M. oleifera belongs to Moringaceae and is 5–10 m high, grown in Asia, Africa, and Arabian countries. It is rich in protein and vitamins, has a high nutritional value, and medically has various pharmacological actions such as hyperglycemia and anti-inflammation and anticancer activities [16]. Moringa flowers, roots, seeds, leaves, and fruits are rich in phytochemicals such as vitamins, flavonoids, and amino acids. Among the various parts of Moringa, leaves are rich in β-carotene, protein, vitamin C, and calcium and are used as antioxidants and have been reported to be effective in skin inflammation and skin wound healing [17]. Additionally, extract of Moringa contains physiologically active substances such as flavonoids, isothiocyanates, glucosinolates, and thiocarbamates, hepatoprotective effect, and cell suicide and proliferation inhibitory effect of cancer cells [18]. Superiority of Lingua leaves has been proven in several articles [19]. HPLC analysis of ME and MF strongly implies that new constituents or increased constituents may be involved in the antioxidant substance in this preliminary study. Comparing organic acids and flavonols of ME and MF extracts, MF extracts revealed significantly less organic acids and flavonols than ME extracts. It is perceived that microorganisms in the fermentation process used various ingredients in the Moringa extract as nutrients or decomposed into other substances. However, further research should be conducted to test these hypotheses. Therefore, we are currently separating compounds from MF extract and identifying new substances using the 1H and 13C NMR spectra as further study.

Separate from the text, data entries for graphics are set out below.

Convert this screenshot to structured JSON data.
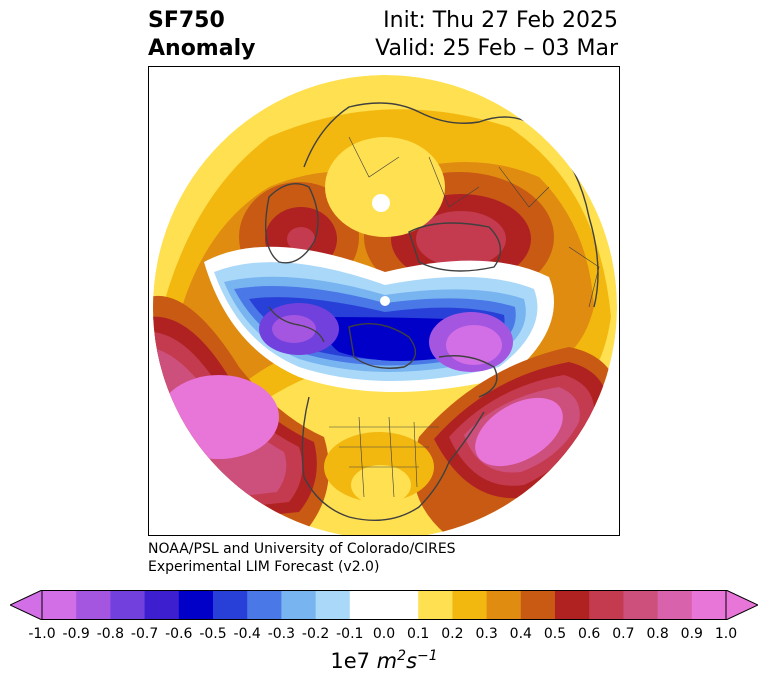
{
  "header": {
    "title_line1": "SF750",
    "title_line2": "Anomaly",
    "init": "Init: Thu 27 Feb 2025",
    "valid": "Valid: 25 Feb – 03 Mar"
  },
  "credit": {
    "line1": "NOAA/PSL and University of Colorado/CIRES",
    "line2": "Experimental LIM Forecast (v2.0)"
  },
  "colorbar": {
    "ticks": [
      "-1.0",
      "-0.9",
      "-0.8",
      "-0.7",
      "-0.6",
      "-0.5",
      "-0.4",
      "-0.3",
      "-0.2",
      "-0.1",
      "0.0",
      "0.1",
      "0.2",
      "0.3",
      "0.4",
      "0.5",
      "0.6",
      "0.7",
      "0.8",
      "0.9",
      "1.0"
    ],
    "colors": [
      "#d26ee6",
      "#a456e0",
      "#7240dc",
      "#3e1fd0",
      "#0000c8",
      "#2840d8",
      "#4a78e6",
      "#78b4f0",
      "#aad8f8",
      "#ffffff",
      "#ffffff",
      "#ffe050",
      "#f2b810",
      "#e08c10",
      "#c85a14",
      "#b02222",
      "#c43a4e",
      "#cc4f7c",
      "#d863ac",
      "#e875d8"
    ],
    "unit_base": "1e7",
    "unit_m": "m",
    "unit_m_exp": "2",
    "unit_s": "s",
    "unit_s_exp": "−1"
  },
  "map": {
    "projection": "north-polar-stereographic",
    "palette": {
      "neg4": "#d26ee6",
      "neg3": "#7240dc",
      "neg2": "#0000c8",
      "neg1": "#4a78e6",
      "neg0": "#aad8f8",
      "pos1": "#ffe050",
      "pos2": "#f2b810",
      "pos3": "#e08c10",
      "pos4": "#c85a14",
      "pos5": "#b02222",
      "pos6": "#c43a4e",
      "pos7": "#cc4f7c",
      "pos8": "#e875d8",
      "coast": "#404040"
    }
  }
}
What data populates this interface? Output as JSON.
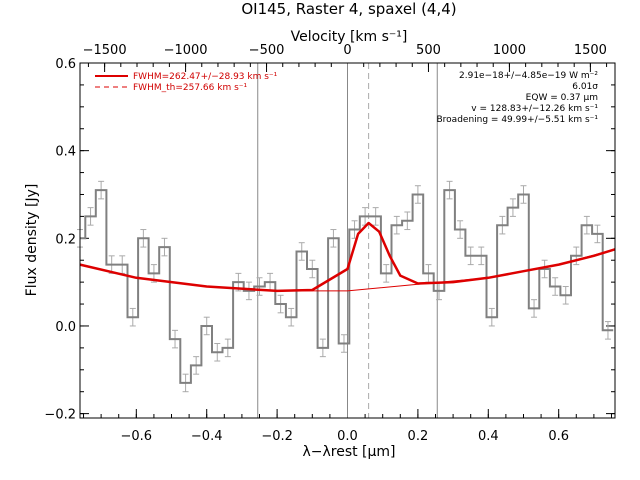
{
  "chart_data": {
    "type": "line",
    "title": "OI145, Raster 4, spaxel (4,4)",
    "xlabel": "λ−λrest [μm]",
    "ylabel": "Flux density [Jy]",
    "top_xlabel": "Velocity [km s⁻¹]",
    "xlim": [
      -0.76,
      0.76
    ],
    "ylim": [
      -0.21,
      0.6
    ],
    "top_xlim": [
      -1652,
      1652
    ],
    "x_ticks": [
      -0.6,
      -0.4,
      -0.2,
      0.0,
      0.2,
      0.4,
      0.6
    ],
    "x_tick_labels": [
      "−0.6",
      "−0.4",
      "−0.2",
      "0.0",
      "0.2",
      "0.4",
      "0.6"
    ],
    "y_ticks": [
      -0.2,
      0.0,
      0.2,
      0.4,
      0.6
    ],
    "y_tick_labels": [
      "−0.2",
      "0.0",
      "0.2",
      "0.4",
      "0.6"
    ],
    "top_ticks": [
      -1500,
      -1000,
      -500,
      0,
      500,
      1000,
      1500
    ],
    "top_tick_labels": [
      "−1500",
      "−1000",
      "−500",
      "0",
      "500",
      "1000",
      "1500"
    ],
    "vertical_lines": [
      -0.255,
      0.0,
      0.255
    ],
    "dashed_vertical_line": 0.06,
    "grid": false,
    "legend_position": "top-left",
    "legend": [
      {
        "label": "FWHM=262.47+/−28.93 km s⁻¹",
        "style": "solid",
        "color": "#dd0000"
      },
      {
        "label": "FWHM_th=257.66 km s⁻¹",
        "style": "dashed",
        "color": "#dd0000"
      }
    ],
    "annotations": [
      "2.91e−18+/−4.85e−19 W m⁻²",
      "6.01σ",
      "EQW = 0.37 μm",
      "v = 128.83+/−12.26 km s⁻¹",
      "Broadening = 49.99+/−5.51 km s⁻¹"
    ],
    "spectrum_step": 0.03,
    "spectrum": {
      "name": "",
      "x": [
        -0.76,
        -0.73,
        -0.7,
        -0.67,
        -0.64,
        -0.61,
        -0.58,
        -0.55,
        -0.52,
        -0.49,
        -0.46,
        -0.43,
        -0.4,
        -0.37,
        -0.34,
        -0.31,
        -0.28,
        -0.25,
        -0.22,
        -0.19,
        -0.16,
        -0.13,
        -0.1,
        -0.07,
        -0.04,
        -0.01,
        0.02,
        0.05,
        0.08,
        0.11,
        0.14,
        0.17,
        0.2,
        0.23,
        0.26,
        0.29,
        0.32,
        0.35,
        0.38,
        0.41,
        0.44,
        0.47,
        0.5,
        0.53,
        0.56,
        0.59,
        0.62,
        0.65,
        0.68,
        0.71,
        0.74
      ],
      "y": [
        0.2,
        0.25,
        0.31,
        0.14,
        0.14,
        0.02,
        0.2,
        0.12,
        0.18,
        -0.03,
        -0.13,
        -0.09,
        0.0,
        -0.06,
        -0.05,
        0.1,
        0.08,
        0.09,
        0.1,
        0.05,
        0.02,
        0.17,
        0.13,
        -0.05,
        0.2,
        -0.04,
        0.22,
        0.25,
        0.25,
        0.12,
        0.23,
        0.24,
        0.3,
        0.12,
        0.08,
        0.31,
        0.22,
        0.16,
        0.16,
        0.02,
        0.23,
        0.27,
        0.3,
        0.04,
        0.13,
        0.09,
        0.07,
        0.16,
        0.23,
        0.21,
        -0.01
      ],
      "err": [
        0.02,
        0.02,
        0.02,
        0.02,
        0.02,
        0.02,
        0.02,
        0.02,
        0.02,
        0.02,
        0.02,
        0.02,
        0.02,
        0.02,
        0.02,
        0.02,
        0.02,
        0.02,
        0.02,
        0.02,
        0.02,
        0.02,
        0.02,
        0.02,
        0.02,
        0.02,
        0.02,
        0.02,
        0.02,
        0.02,
        0.02,
        0.02,
        0.02,
        0.02,
        0.02,
        0.02,
        0.02,
        0.02,
        0.02,
        0.02,
        0.02,
        0.02,
        0.02,
        0.02,
        0.02,
        0.02,
        0.02,
        0.02,
        0.02,
        0.02,
        0.02
      ]
    },
    "fit_curve": {
      "x": [
        -0.76,
        -0.6,
        -0.4,
        -0.2,
        -0.1,
        0.0,
        0.03,
        0.06,
        0.09,
        0.12,
        0.15,
        0.2,
        0.3,
        0.4,
        0.5,
        0.6,
        0.7,
        0.76
      ],
      "y": [
        0.14,
        0.11,
        0.09,
        0.08,
        0.082,
        0.13,
        0.21,
        0.235,
        0.215,
        0.16,
        0.115,
        0.097,
        0.1,
        0.11,
        0.125,
        0.14,
        0.16,
        0.175
      ]
    },
    "baseline": {
      "x": [
        -0.76,
        -0.6,
        -0.4,
        -0.2,
        0.0,
        0.2,
        0.4,
        0.6,
        0.76
      ],
      "y": [
        0.14,
        0.11,
        0.09,
        0.08,
        0.08,
        0.095,
        0.11,
        0.14,
        0.175
      ]
    }
  }
}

In summary, pharmacological profiles of ME and MF were as follows: reduction of clinical features and IgE production suggest that ME and MF are effective for the treatment of AD in a dose-dependent manner. The topical application route may be useful for clinical improvement of AD, even though oral administration should be tested for further study. Bioconversion by fermentation significantly enhances the anti-inflammatory effect of M. oleifera. Further studies are necessary to clarify the mechanisms of M. oleifera and M. oleifera bioconversion product for treatment of AD and relative composition changes or absorbance advantages. Our findings suggest that M. oleifera and its bioconversion by Rhizopus oligosporus, which has stronger efficacy, could be applicable to develop a potent therapeutic reagent for treatment of AD.


For improving the English language in this paper, the whole text has been proofread by scientific native English proofreading service (Harrisco Research Institute, http://www.harrisco.net/).

Conflicts of Interest

The authors declare that there are no conflicts of interest.

Authors’ Contributions

Sang-sun Hur and Suk-won Choi contributed equally to this work.